The situational irony at the heart of “The Veldt” is the fact that the expensive high-tech Happylife Home George and Lydia Hadley purchased in order to make life better for themselves and their children ends up being the very thing that leads to their deaths. Not only did it turn their children Wendy and Peter against them, but it is also responsible for creating the not-so-virtual reality lions that kill them.
Because the house attends to all of Wendy and Peter's needs—feeding them, clothing them, and providing them with endless entertainment in the virtual reality nursery—they stop feeling connected to their parents. Thus, when their parents threaten to turn off the technology throughout the home, the children side with the technology, trapping their parents in the nursery and leaving them to be mauled to death by lions.

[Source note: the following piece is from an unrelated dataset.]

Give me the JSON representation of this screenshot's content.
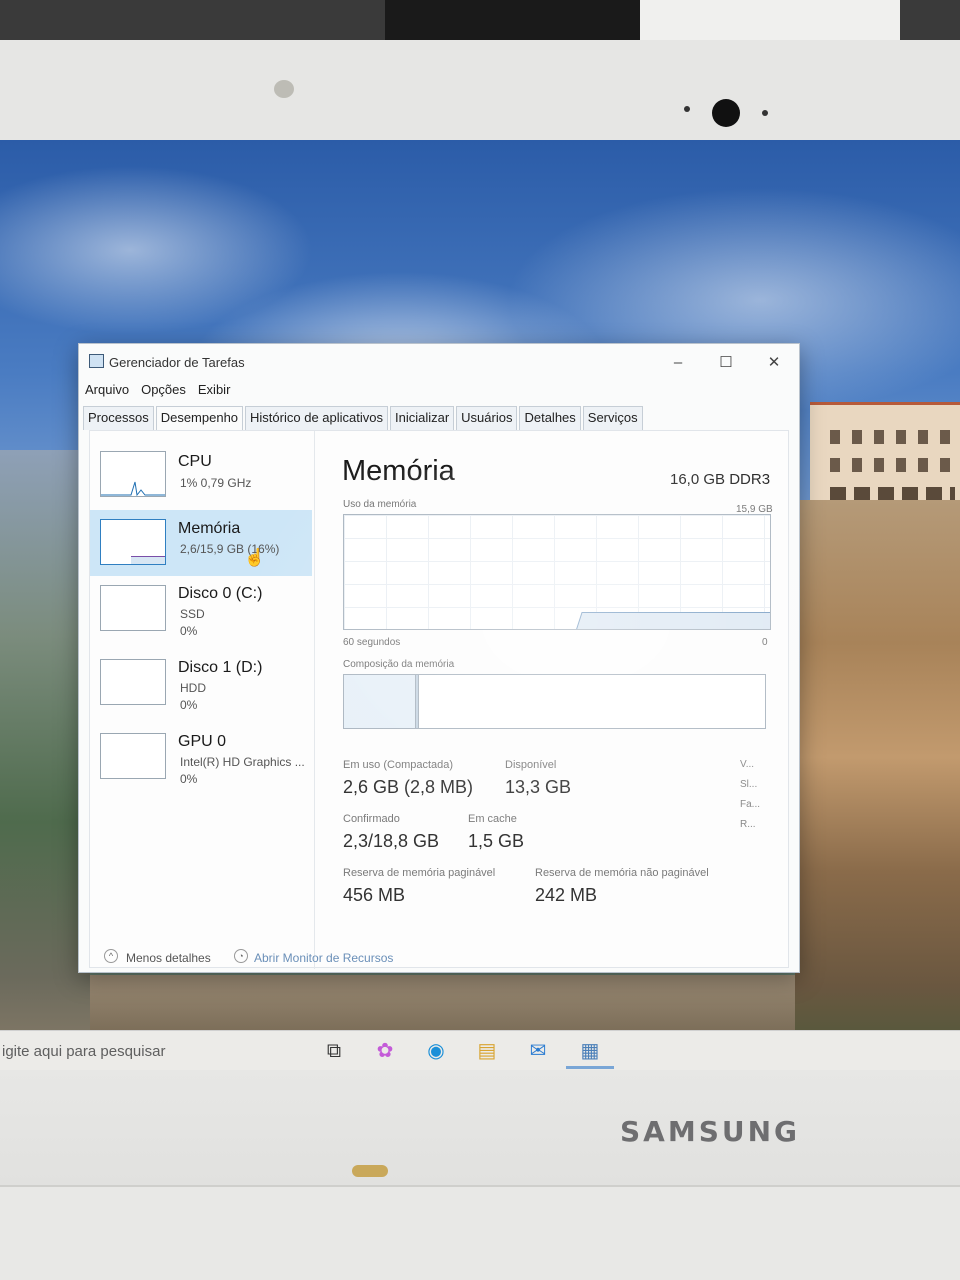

The situational irony comes across in the following passage, as the children beg for one last play session in the nursery before their parents turn it off:
Wendy was still crying and Peter joined her again. “Just a moment, just one moment, just another moment of nursery,” they wailed.
“Oh, George,” said the wife, “it can’t hurt.”
“All right—all right, if they’ll only just shut up. One minute, mind you, and then off forever.”
Lydia’s response to the children’s whining—“Oh, George […] it can’t hurt”—is ironic given the fact that it very much can hurt for the children to access the nursery, as seen in the fact that she and her husband are killed in the room soon after.